The reason I haven't pursued this is that the emulation would be woefully incomplete: you'd be able to trap property "get", "set" and function "apply" of existing properties but that's pretty much it (apart from all the Object.* methods of course, but those are not the commonly used operations). If properties are added to the target object after the proxy is created, those won't get trapped.
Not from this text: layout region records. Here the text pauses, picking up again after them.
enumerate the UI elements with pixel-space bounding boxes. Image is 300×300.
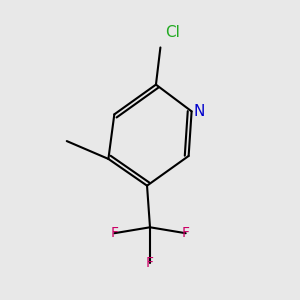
Text: F: F [110, 226, 118, 240]
Text: F: F [146, 256, 154, 270]
Text: Cl: Cl [165, 25, 180, 40]
Text: N: N [194, 104, 205, 119]
Text: F: F [182, 226, 190, 240]
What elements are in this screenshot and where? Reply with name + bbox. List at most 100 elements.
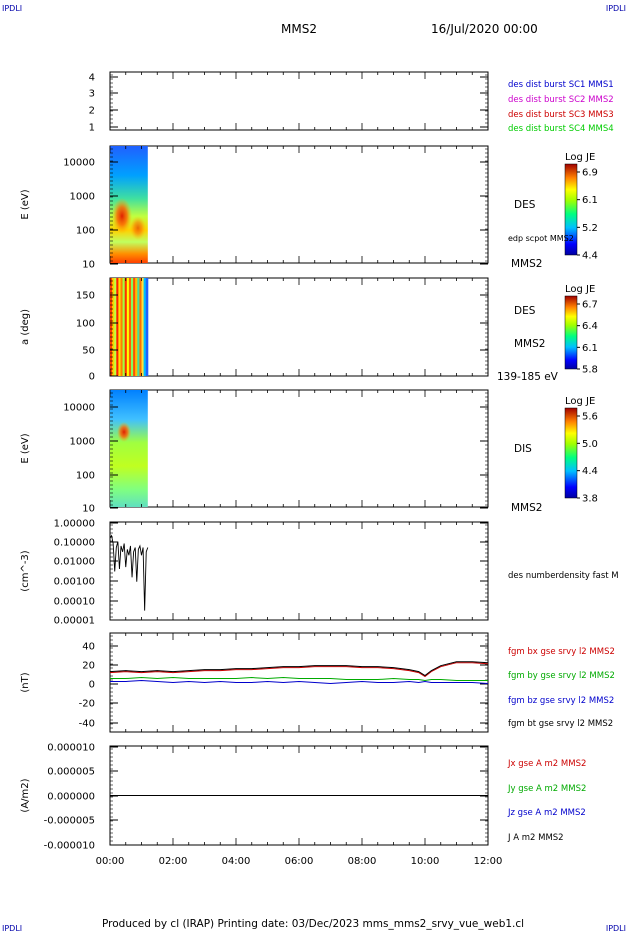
- y-tick-label: -20: [79, 699, 95, 710]
- heatmap-cell: [110, 278, 113, 376]
- panel-frame: [109, 145, 489, 264]
- heatmap-cell: [118, 278, 121, 376]
- y-tick-label: 0: [89, 372, 95, 383]
- footer-text: Produced by cl (IRAP) Printing date: 03/…: [102, 918, 525, 930]
- colorbar-title: Log JE: [565, 284, 595, 295]
- y-tick-label: 1.00000: [54, 519, 95, 530]
- axis-ylabel: (cm^-3): [20, 550, 31, 591]
- y-tick-label: 0.00100: [54, 577, 95, 588]
- y-tick-label: 0.00010: [54, 597, 95, 608]
- legend-entry: des dist burst SC1 MMS1: [508, 80, 614, 90]
- legend-entry: des dist burst SC4 MMS4: [508, 124, 614, 134]
- colorbar-tick-label: 6.9: [582, 168, 598, 179]
- heatmap-cell: [126, 278, 130, 376]
- axis-ylabel: a (deg): [20, 309, 31, 345]
- y-tick-label: 10: [82, 260, 95, 271]
- colorbar-tick-label: 3.8: [582, 494, 598, 505]
- axis-ylabel: E (eV): [20, 189, 31, 219]
- y-tick-label: 50: [82, 346, 95, 357]
- panel-side-label: DIS: [514, 443, 532, 455]
- heatmap-cell: [135, 278, 138, 376]
- y-tick-label: 0.01000: [54, 557, 95, 568]
- legend-entry: des dist burst SC2 MMS2: [508, 95, 614, 105]
- y-tick-label: 0.000010: [47, 743, 95, 754]
- y-tick-label: 20: [82, 661, 95, 672]
- heatmap-cell: [120, 278, 124, 376]
- corner-mark-top-right: IPDLI: [605, 4, 626, 13]
- y-tick-label: -0.000010: [44, 841, 95, 852]
- colorbar-tick-label: 4.4: [582, 466, 598, 477]
- y-tick-label: 0.00001: [54, 616, 95, 627]
- panel-density: [109, 521, 489, 621]
- panel-side-label: DES: [514, 199, 536, 211]
- panel-bfield: [109, 632, 489, 733]
- y-tick-label: 150: [76, 291, 95, 302]
- panel-frame: [109, 389, 489, 508]
- heatmap-cell: [110, 390, 148, 507]
- y-tick-label: 1000: [70, 437, 95, 448]
- series-line: [109, 662, 489, 678]
- plot-title: MMS2: [281, 22, 317, 36]
- legend-entry: Jz gse A m2 MMS2: [507, 808, 586, 818]
- heatmap-cell: [128, 278, 132, 376]
- heatmap-cell: [133, 278, 136, 376]
- y-tick-label: 0: [89, 680, 95, 691]
- heatmap-cell: [145, 278, 149, 376]
- y-tick-label: 1000: [70, 192, 95, 203]
- y-tick-label: 4: [89, 73, 95, 84]
- axis-ylabel: E (eV): [20, 433, 31, 463]
- x-tick-label: 02:00: [159, 856, 188, 867]
- colorbar: [564, 407, 578, 499]
- colorbar: [564, 295, 578, 370]
- series-line: [109, 661, 489, 677]
- colorbar-tick-label: 6.1: [582, 195, 598, 206]
- y-tick-label: 100: [76, 319, 95, 330]
- heatmap-cell: [117, 422, 131, 442]
- y-tick-label: -40: [79, 719, 95, 730]
- heatmap-cell: [112, 278, 115, 376]
- panel-side-label: edp scpot MMS2: [508, 234, 574, 243]
- colorbar-title: Log JE: [565, 396, 595, 407]
- panel-des_energy: [109, 145, 580, 265]
- legend-entry: J A m2 MMS2: [507, 833, 564, 843]
- y-tick-label: 10000: [63, 403, 95, 414]
- y-tick-label: 3: [89, 89, 95, 100]
- legend-entry: fgm bx gse srvy l2 MMS2: [508, 647, 615, 657]
- colorbar-tick-label: 6.1: [582, 343, 598, 354]
- colorbar-tick-label: 5.0: [582, 439, 598, 450]
- panel-side-label: MMS2: [514, 338, 545, 350]
- colorbar-tick-label: 6.7: [582, 300, 598, 311]
- panel-frame: [109, 71, 489, 131]
- y-tick-label: 1: [89, 123, 95, 134]
- x-tick-label: 12:00: [474, 856, 503, 867]
- legend-entry: des dist burst SC3 MMS3: [508, 110, 614, 120]
- legend-entry: Jy gse A m2 MMS2: [507, 784, 586, 794]
- panel-dis_energy: [109, 389, 580, 509]
- heatmap-cell: [141, 278, 145, 376]
- legend-entry: fgm bz gse srvy l2 MMS2: [508, 696, 614, 706]
- heatmap-cell: [112, 198, 132, 234]
- y-tick-label: 10: [82, 504, 95, 515]
- heatmap-cell: [130, 216, 146, 240]
- y-tick-label: 100: [76, 471, 95, 482]
- heatmap-cell: [139, 278, 142, 376]
- axis-ylabel: (nT): [20, 672, 31, 692]
- colorbar-tick-label: 5.8: [582, 365, 598, 376]
- y-tick-label: 2: [89, 106, 95, 117]
- colorbar-tick-label: 5.2: [582, 223, 598, 234]
- colorbar: [564, 163, 578, 256]
- legend-entry: Jx gse A m2 MMS2: [507, 759, 586, 769]
- x-tick-label: 08:00: [348, 856, 377, 867]
- y-tick-label: 10000: [63, 158, 95, 169]
- heatmap-cell: [131, 278, 134, 376]
- panel-frame: [109, 521, 489, 621]
- colorbar-tick-label: 6.4: [582, 321, 598, 332]
- heatmap-cell: [122, 278, 126, 376]
- y-tick-label: 0.000005: [47, 767, 95, 778]
- y-tick-label: 0.000000: [47, 792, 95, 803]
- heatmap-cell: [124, 278, 128, 376]
- y-tick-label: -0.000005: [44, 816, 95, 827]
- panel-side-label: 139-185 eV: [497, 371, 559, 383]
- panel-current: [109, 745, 489, 846]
Similarly, we wouldn't be able to trap "in", "delete" and "for-in", and only unreliably trap "new". All in all, I think there would just be too many missing features to be a usable/reliable shim.

However, it's nice to know that the Reflect API (excluding Proxy and VirtualHandler) is shimmable in ES5. Most of these methods are really just a thin wrapper around things easily done in pure ES5, but some methods do offer some added benefit:

  • Reflect.get and Reflect.set can be used to forward property access/update with a specific |this|-binding for accessors
  • Reflect.set returns a boolean to indicate success, as opposed to obj[name] = val which does not
  • Reflect.deleteProperty, Reflect.freeze, Reflect.seal and Reflect.preventExtensions all return a boolean to indicate success, as opposed to their direct ES5 counterparts.
  • Reflect.construct can be used to do new Function(...args), which is hard-to-do in pure ES5 given the lack of the spread-operator
  • Reflect.apply(fun, self, args) is shorter to write (and easier to understand) than Function.prototype.apply.call(fun, self, args) in cases where we can't reliably write fun.apply(self, args).